Die Hinwendung zu den Phänomenen, mithin also die Idee
der Phänomenologie, so wie ich sie verstehe, bedeutet
zu sagen: Nicht da, noch dort, sondern dazwischen, zwischen
den wahren Ideen und den Dingen an sich, (weil beide uns
nicht zugänglich sind), ist die Wahrheit zu suchen,
nämlich in den Phänomenen, in dem, was wir tatsächlich
erleben und was uns tatsächlich zu Bewusstsein kommt.
Das
ist aber noch nicht die ganze Geschichte: Die Phänomenologie
wendet sich also den Phänomenen zu – und damit
von den an sich wahren Ideen und den Dingen an sich ab.

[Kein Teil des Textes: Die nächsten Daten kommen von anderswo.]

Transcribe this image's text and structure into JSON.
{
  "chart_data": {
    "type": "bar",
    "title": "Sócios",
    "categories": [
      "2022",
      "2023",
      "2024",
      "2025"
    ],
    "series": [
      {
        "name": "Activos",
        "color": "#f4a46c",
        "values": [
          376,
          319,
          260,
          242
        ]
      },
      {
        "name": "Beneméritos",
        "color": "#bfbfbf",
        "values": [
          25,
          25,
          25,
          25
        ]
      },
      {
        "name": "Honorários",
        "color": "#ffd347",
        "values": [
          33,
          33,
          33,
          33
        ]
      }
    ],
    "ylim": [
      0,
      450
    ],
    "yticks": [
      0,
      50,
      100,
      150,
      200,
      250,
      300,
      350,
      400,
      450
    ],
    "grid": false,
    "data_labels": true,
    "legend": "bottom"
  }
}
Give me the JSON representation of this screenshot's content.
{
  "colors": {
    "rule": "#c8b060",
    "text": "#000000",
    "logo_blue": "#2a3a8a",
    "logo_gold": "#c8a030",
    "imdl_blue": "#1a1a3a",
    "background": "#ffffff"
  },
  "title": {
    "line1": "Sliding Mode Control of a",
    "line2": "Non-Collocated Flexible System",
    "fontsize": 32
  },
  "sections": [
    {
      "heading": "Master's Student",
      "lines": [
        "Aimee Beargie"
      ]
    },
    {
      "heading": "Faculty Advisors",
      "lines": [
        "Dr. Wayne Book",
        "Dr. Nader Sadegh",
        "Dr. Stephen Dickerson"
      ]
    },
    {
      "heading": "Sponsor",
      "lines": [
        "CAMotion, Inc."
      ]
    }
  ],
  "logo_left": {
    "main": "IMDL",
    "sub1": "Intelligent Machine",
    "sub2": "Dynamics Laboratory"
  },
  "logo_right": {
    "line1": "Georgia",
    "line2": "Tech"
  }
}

Das bedeutet aber nun nicht nur, wie ich gesagt habe, eine
ganz neue Position in dem alten philosophischen Streit zwischen
Schein und Wahrheit, sondern auch eine völlig neue
Bewertung von Schein und Wahrheit selber. Während nämlich
für alle Philosophie vor der Phänomenologie klar
war, dass die Wahrheit das ist, was zu suchen ist und der
Schein das, was uns von der Wahrheit abhält, sucht
die Phänomenologie die Wahrheit im Schein!!! Das phainomenon
ist etwas, das erscheint. Ihm wendet die Phänomenologie
ihre Aufmerksamkeit zu, sie wendet sich also dem Schein
zu. Das ist eine völlig neue Idee, die allen herkömmlichen
Wahrheitskonzeptionen widerspricht. Die Wahrheit im Schein
zu suchen, wäre für die Philosophen vor der Phänomenologie
wie auch für die allermeisten Nichtphilosophen, wie
auch im übrigen für die Wissenschaft eine völlig
absurde Idee. Wie lässt sie sich erklären?
Sie
lässt sich so erklären, indem man danach fragt:
In welcher Realität lebt denn der Mensch eigentlich?
Lebt der Mensch in der Welt der Dinge, so wie sie wirklich
sind? – Nein! Lebt der Mensch in der idealen Welt
der Ideen? – Auch nicht. Wo lebt der Mensch also?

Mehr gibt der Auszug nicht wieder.